Online shopping is now firmly entrenched and the preferred, if not only, mode for the generations that grew up with the internet. My kids visit brick and mortar stores rarely, and with about the same frequency as going to the bank or dentist. On a visit to my local Nordstrom's recently, employees outnumbered customers. The fact that retail has changed radically has been written on the wall in about a 1000 font for some time now, but it seems that certain segments of the sector still can't read it. The retail landscape is littered with those that failed to adapt. Sears, Bed, Bath, and Beyond, Rite-Aid, Brooks Brothers, JC Penney, Lord & Taylor...the list goes on and on.
None of this is good news for traditional department stores that have been left still standing.

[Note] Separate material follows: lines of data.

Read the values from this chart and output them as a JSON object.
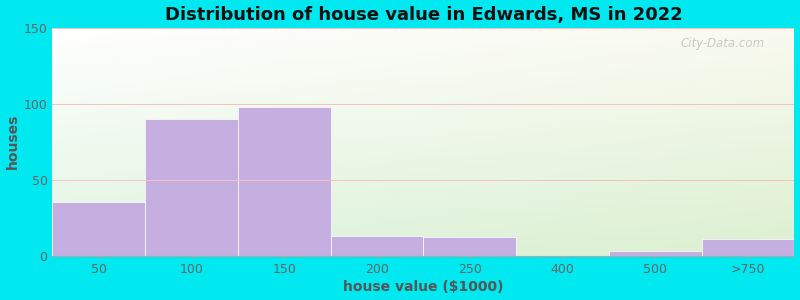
{
  "title": "Distribution of house value in Edwards, MS in 2022",
  "xlabel": "house value ($1000)",
  "ylabel": "houses",
  "bar_labels": [
    "50",
    "100",
    "150",
    "200",
    "250",
    "400",
    "500",
    ">750"
  ],
  "bar_values": [
    35,
    90,
    98,
    13,
    12,
    0,
    3,
    11
  ],
  "bar_color": "#c5aee0",
  "bar_edge_color": "#c5aee0",
  "ylim": [
    0,
    150
  ],
  "yticks": [
    0,
    50,
    100,
    150
  ],
  "background_outer": "#00e8f0",
  "title_fontsize": 13,
  "axis_label_fontsize": 10,
  "tick_fontsize": 9,
  "watermark": "City-Data.com"
}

Reviewing them, I get the feeling that I'm looking at a fundamentally outdated business model with no real "edge," i.e., competitive advantage. Is there still a place for large department stores, like Macy's, or are they in long-term decline, despite the various new strategies, initiatives, and machinations they will try along the way?
Frankly, and disappointedly, I don't know (more on predicting the future next week!). I do know that certain retailers, such as Costco and Walmart, seem to be thriving because they have honed their business models and operations to the changing times. My local Costco (in Salt Lake City and the largest in the world, no kidding) is always busy and its can-be-seen-from-space parking lot filled. Same for Walmart. So, I guess retail can work, if executed properly, realistically, and with a business plan for the 21st century.
Let's look at a few charts.
First up, Macy's (M):
As you can see, it seems well on its way to giving up its Covid-inspired gains.
Nordstrom (JWN) tells a similar story:
Same story: no bounce since Covid.
Now, compare Macy's and Nordstrom to Costco (COST) and Walmart (WMT):
Costco and Walmart look like the type of upward trending, relatively low implied volatility stocks I might want to have in my portfolio. Why are they succeeding while Macy's and Nordstrom are treading water?
As I quoted in the last blog, (Just a Few Stocks), "$35 trillion in wealth that stocks created over and above Treasury bills returns between 1926 and 2016 could be attributed to just 1,092 companies, or 4.3 percent of the nearly 26,000 stocks that have been traded in the markets. More than half of the $35 trillion came from just 90 companies, or less than one-third of 1 percent. Notice that the majority of stocks in the 1/3 of 1% centered around disruptive, new technologies, either currently or when the companies were first started."
Costco is a great example of this. It's disruptive (membership warehouses), data driven, and appeals to a wide demographic. People like shopping there.
Good companies that have a proven, disruptive business plan, a history of adaptation, and can execute are the keys to a resilient, long-term portfolio. And as Costco demonstrates, they can even do it in a challenged sector like retail.